3.5.9.5 The individuals shall never be convicted of, plead no contest to, or received a deferred judgment for any offense involving criminal sexual or violent behavior, or a felony that would bring into question the competence or integrity of the individual to provide sex offense specific treatment.

3.5.9.6 At their own expense, the individual will complete an entire criminal history check including Federal information pursuant to the Federal Bureau of Investigation appropriation of Title 11 of Public Law 92-544 (28 U.S.C. 534). The individual will submit to fingerprinting as part of this process.

3.5.9.7 Report any practice that is in significant conflict with the standards.

3.6 Grandfathering

3.6.1 Individuals who currently work with sex offenders in a counseling capacity but whom do not meet the criteria set forth in these standards on the date that they are adopted have two (2) years from the date of adoption to gain the knowledge, experience and/or degree necessary to provide services to sex offenders either as a full operating level provider or an associate level provider.

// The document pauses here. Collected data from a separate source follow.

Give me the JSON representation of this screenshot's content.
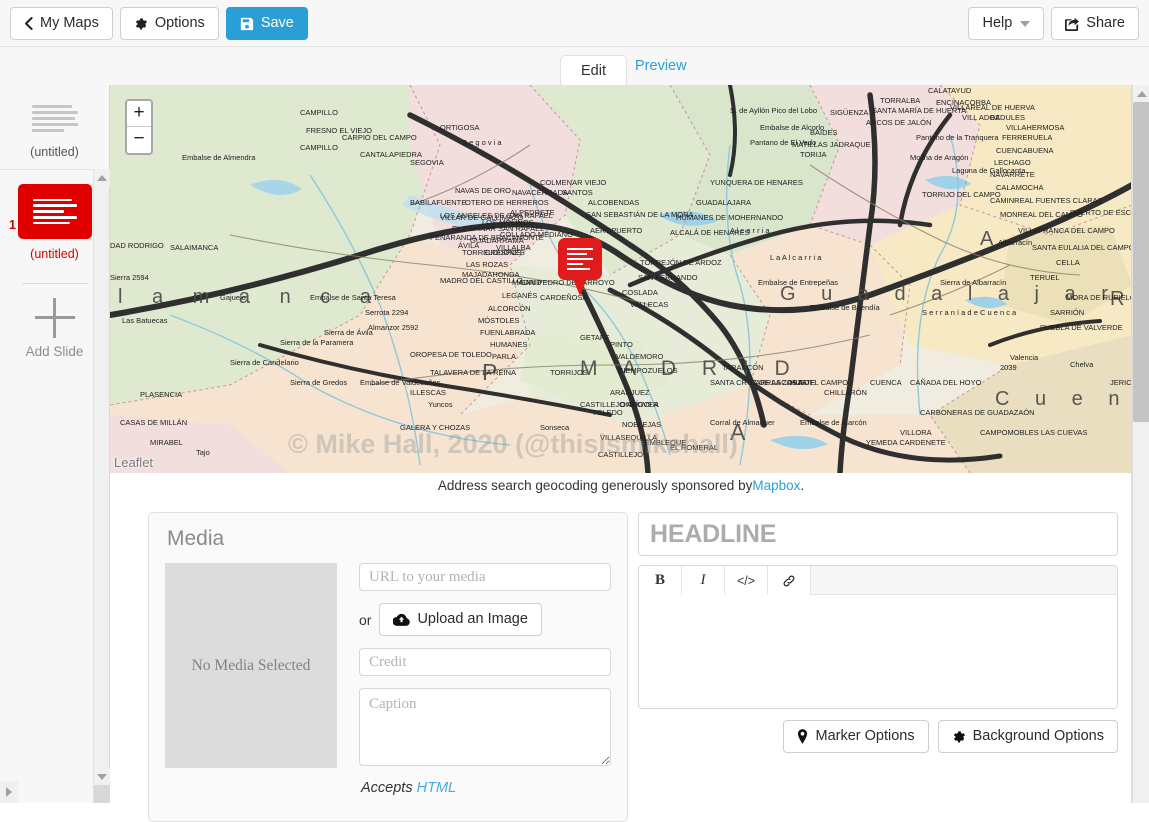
{
  "toolbar": {
    "my_maps_label": "My Maps",
    "my_maps_icon": "chevron-left-icon",
    "options_label": "Options",
    "options_icon": "gear-icon",
    "save_label": "Save",
    "save_icon": "floppy-disk-icon",
    "help_label": "Help",
    "help_caret_icon": "caret-down-icon",
    "share_label": "Share",
    "share_icon": "share-square-icon"
  },
  "tabs": {
    "edit_label": "Edit",
    "preview_label": "Preview",
    "active": "Edit"
  },
  "sidebar": {
    "title_slide": {
      "caption": "(untitled)",
      "thumb_icon": "text-lines-icon"
    },
    "slides": [
      {
        "number": "1",
        "caption": "(untitled)",
        "thumb_icon": "text-lines-icon",
        "selected": true,
        "color": "#e00000"
      }
    ],
    "add_slide_label": "Add Slide",
    "add_slide_icon": "plus-icon"
  },
  "map": {
    "zoom_in_label": "+",
    "zoom_out_label": "−",
    "attribution": "Leaflet",
    "watermark": "© Mike Hall, 2020  (@thisismikehall)",
    "marker_icon": "text-bubble-marker-icon",
    "geocode_credit_prefix": "Address search geocoding generously sponsored by ",
    "geocode_credit_link": "Mapbox",
    "geocode_credit_suffix": "."
  },
  "media": {
    "panel_title": "Media",
    "no_media_text": "No Media Selected",
    "url_placeholder": "URL to your media",
    "or_label": "or",
    "upload_label": "Upload an Image",
    "upload_icon": "cloud-upload-icon",
    "credit_placeholder": "Credit",
    "caption_placeholder": "Caption",
    "accepts_text": "Accepts ",
    "accepts_link": "HTML"
  },
  "text_editor": {
    "headline_placeholder": "HEADLINE",
    "body_value": "",
    "rte_buttons": [
      {
        "label": "B",
        "name": "bold-button"
      },
      {
        "label": "I",
        "name": "italic-button"
      },
      {
        "label": "</>",
        "name": "html-source-button"
      },
      {
        "label": "🔗",
        "name": "link-button"
      }
    ],
    "marker_options_label": "Marker Options",
    "marker_options_icon": "map-pin-icon",
    "background_options_label": "Background Options",
    "background_options_icon": "gear-icon"
  },
  "colors": {
    "accent": "#2a9fd6",
    "slide_red": "#e00000",
    "link": "#2a9fd6",
    "toolbar_bg": "#f7f7f7"
  }
}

3.6.2 To be considered for Grandfathering, the individual must complete an application with the SOMB providing information on work experience, education hours, current position and required letters of recommendation.

3.6.3 To be eligible for the grandfathering process, the candidate must have the following credentials and experience:

3.6.3.1 A minimum of a Bachelor's degree in a behavioral science field of study (e.g. psychology, counseling, psychiatric nursing etc.)

3.6.3.2 Documentation of at least two (2) years of individual or group counseling experience with a minimum of 500 hours within the past three years specific to working with sex offenders.

3.6.3.3 Documentation of clinical supervision from a clinician in the behavioral health field. Supervision from a Fully Operating Treatment Provider should begin at the time application is made for Grandfathering and continue until the candidate receives their approval to provide treatment to sex offenders.

3.6.3.4 Three (3) references are required; two of which must be familiar with your professional qualifications and at least two (2) of the individuals must be members of a Community Supervision Team and/or Multidisciplinary Teams in which you participate. If you are applying as an adult and juvenile provider, please provide references that can speak about your ability to work with both populations.